At approximately 4:22 a.m. police received a complaint of an impaired driver passed out behind the wheel of his vehicle at a busy intersection. By the time the police arrived on the scene the vehicle had driven away. Shortly thereafter, however, the same vehicle went through radar at a 120 km/h in a 90 km zone and being driven in an erratic manner. The police stopped the vehicle whereupon he immediately noted the “puke-ish odour of hard liquor on the driver’s breath”, red bloodshot eyes, jerky motions and “unfixed stare”. Not surprisingly, the police formed the opinion that G.R.R.’s ability to operate a motor vehicle was impaired by alcohol, placed him under arrest and transported him back to the police station to obtain samples of his breath.

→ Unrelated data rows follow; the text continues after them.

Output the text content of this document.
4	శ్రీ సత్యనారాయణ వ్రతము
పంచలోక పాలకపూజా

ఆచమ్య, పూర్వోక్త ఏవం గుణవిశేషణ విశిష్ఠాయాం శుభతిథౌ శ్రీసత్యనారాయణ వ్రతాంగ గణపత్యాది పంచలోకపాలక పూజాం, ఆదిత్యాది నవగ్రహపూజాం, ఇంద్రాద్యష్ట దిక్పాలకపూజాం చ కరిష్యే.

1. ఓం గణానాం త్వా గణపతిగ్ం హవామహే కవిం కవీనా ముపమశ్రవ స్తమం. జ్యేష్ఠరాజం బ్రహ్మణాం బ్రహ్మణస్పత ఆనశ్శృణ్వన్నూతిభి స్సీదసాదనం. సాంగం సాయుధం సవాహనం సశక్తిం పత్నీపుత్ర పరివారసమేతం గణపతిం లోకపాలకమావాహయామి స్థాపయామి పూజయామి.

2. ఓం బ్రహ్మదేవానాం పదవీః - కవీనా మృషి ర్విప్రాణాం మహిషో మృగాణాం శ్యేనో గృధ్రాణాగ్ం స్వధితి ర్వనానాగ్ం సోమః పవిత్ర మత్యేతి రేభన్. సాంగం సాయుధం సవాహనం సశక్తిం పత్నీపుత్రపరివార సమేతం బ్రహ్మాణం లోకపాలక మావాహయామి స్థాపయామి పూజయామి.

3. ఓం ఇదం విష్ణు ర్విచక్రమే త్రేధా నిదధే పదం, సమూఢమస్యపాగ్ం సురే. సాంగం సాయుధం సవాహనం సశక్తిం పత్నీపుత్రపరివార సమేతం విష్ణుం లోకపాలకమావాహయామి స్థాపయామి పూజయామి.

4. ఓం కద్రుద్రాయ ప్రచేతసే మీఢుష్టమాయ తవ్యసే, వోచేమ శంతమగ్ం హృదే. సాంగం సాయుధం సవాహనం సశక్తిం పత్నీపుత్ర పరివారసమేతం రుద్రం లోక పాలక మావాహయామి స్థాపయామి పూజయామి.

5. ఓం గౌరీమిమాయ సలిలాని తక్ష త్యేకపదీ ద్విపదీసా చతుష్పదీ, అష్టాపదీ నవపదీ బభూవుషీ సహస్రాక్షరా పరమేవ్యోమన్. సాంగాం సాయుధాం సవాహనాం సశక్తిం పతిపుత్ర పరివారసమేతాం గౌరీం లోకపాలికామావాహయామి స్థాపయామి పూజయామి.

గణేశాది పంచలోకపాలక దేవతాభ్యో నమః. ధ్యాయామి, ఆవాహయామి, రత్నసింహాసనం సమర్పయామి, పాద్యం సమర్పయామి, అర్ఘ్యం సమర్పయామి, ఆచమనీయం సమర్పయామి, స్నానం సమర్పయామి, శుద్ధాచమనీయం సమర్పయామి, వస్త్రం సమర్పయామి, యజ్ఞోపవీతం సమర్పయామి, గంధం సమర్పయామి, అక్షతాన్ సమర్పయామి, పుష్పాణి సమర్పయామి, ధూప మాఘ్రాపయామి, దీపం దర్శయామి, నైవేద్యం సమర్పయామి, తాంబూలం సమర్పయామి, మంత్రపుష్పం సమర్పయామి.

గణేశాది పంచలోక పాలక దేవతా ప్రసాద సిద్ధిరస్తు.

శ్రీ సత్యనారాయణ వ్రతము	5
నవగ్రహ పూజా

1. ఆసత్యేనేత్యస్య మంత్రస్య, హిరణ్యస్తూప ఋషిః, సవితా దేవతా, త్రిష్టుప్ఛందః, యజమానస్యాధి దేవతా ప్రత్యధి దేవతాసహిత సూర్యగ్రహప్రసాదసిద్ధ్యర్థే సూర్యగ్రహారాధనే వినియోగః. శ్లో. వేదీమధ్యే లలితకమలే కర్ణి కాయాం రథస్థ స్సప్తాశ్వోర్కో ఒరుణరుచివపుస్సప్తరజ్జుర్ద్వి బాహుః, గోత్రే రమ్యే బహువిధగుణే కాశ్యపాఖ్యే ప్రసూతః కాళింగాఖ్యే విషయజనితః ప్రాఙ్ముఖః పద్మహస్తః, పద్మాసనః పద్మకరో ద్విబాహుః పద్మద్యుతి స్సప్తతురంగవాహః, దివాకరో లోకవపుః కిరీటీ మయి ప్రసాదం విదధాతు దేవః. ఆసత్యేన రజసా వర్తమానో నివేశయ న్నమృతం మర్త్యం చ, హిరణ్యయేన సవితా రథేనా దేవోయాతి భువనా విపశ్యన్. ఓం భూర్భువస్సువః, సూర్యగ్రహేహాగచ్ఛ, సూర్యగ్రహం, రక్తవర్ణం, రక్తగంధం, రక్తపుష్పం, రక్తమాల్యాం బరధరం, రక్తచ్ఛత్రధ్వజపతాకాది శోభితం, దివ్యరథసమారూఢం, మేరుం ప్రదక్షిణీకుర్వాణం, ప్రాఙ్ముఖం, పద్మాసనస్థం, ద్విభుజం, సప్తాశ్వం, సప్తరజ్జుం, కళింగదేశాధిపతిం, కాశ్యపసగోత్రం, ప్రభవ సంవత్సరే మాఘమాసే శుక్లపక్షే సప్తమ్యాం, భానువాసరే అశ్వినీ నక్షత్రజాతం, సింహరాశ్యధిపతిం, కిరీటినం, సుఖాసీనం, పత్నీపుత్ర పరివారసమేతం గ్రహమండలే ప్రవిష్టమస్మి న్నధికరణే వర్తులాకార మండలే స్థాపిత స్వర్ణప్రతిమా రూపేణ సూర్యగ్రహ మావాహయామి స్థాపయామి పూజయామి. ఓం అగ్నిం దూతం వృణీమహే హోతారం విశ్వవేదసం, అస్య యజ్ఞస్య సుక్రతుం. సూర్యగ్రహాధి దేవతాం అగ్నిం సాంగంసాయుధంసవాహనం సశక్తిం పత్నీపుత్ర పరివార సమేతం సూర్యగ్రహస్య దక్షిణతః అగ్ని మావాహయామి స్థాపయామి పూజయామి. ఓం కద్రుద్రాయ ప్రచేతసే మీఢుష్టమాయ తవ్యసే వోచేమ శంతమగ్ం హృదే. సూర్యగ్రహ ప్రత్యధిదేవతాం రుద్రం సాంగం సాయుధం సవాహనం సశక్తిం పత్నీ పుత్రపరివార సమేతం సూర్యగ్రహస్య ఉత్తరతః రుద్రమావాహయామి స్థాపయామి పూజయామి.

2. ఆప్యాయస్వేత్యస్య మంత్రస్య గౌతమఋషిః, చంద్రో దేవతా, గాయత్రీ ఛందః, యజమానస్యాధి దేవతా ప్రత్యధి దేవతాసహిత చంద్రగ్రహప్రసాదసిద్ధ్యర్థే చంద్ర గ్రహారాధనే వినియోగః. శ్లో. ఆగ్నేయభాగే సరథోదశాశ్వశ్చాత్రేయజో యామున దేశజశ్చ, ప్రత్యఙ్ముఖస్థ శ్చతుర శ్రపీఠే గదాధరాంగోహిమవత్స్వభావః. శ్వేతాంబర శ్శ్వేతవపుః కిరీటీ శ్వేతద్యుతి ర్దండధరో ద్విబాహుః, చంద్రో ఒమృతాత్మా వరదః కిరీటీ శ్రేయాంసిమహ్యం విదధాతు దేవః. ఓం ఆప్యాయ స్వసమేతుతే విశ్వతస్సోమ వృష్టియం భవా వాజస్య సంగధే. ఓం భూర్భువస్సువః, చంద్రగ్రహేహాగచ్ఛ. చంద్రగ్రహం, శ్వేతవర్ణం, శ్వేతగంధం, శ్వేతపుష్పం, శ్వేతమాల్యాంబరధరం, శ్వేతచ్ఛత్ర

While G.R.R. was bring processed at the police station, the police found 3.2 grams of crack cocaine in his pocket. In addition, G.R.R. provided the police with 2 samples of his breath and both were at least twice the legal limit. As a consequence G.R.R. was charged with the following offences:
- Possession of cocaine contrary to Section 5(2) of the Controlled Drugs and Substances Act.
- Impaired driving contrary to Section 253(a) of the Criminal Code.
- Operating a motor vehicle over .08 contrary to Section 253(b) of the Criminal Code.
G.R.R. retained Patrick Fagan to defend this prosecution. Patrick Fagan entered pleas of not guilty to all charges and scheduled a trial in the Provincial Court of Alberta. In anticipation of trial proceedings Patrick Fagan notified the Crown of his intention to seek relief pursuant to the Canadian Charter of Rights and Freedoms.
Bottom Line: On the date scheduled for trial the Crown conceded the strength of the constitutional arguments presented by Patrick Fagan and all charges (including the “drug” charge) were completely withdrawn.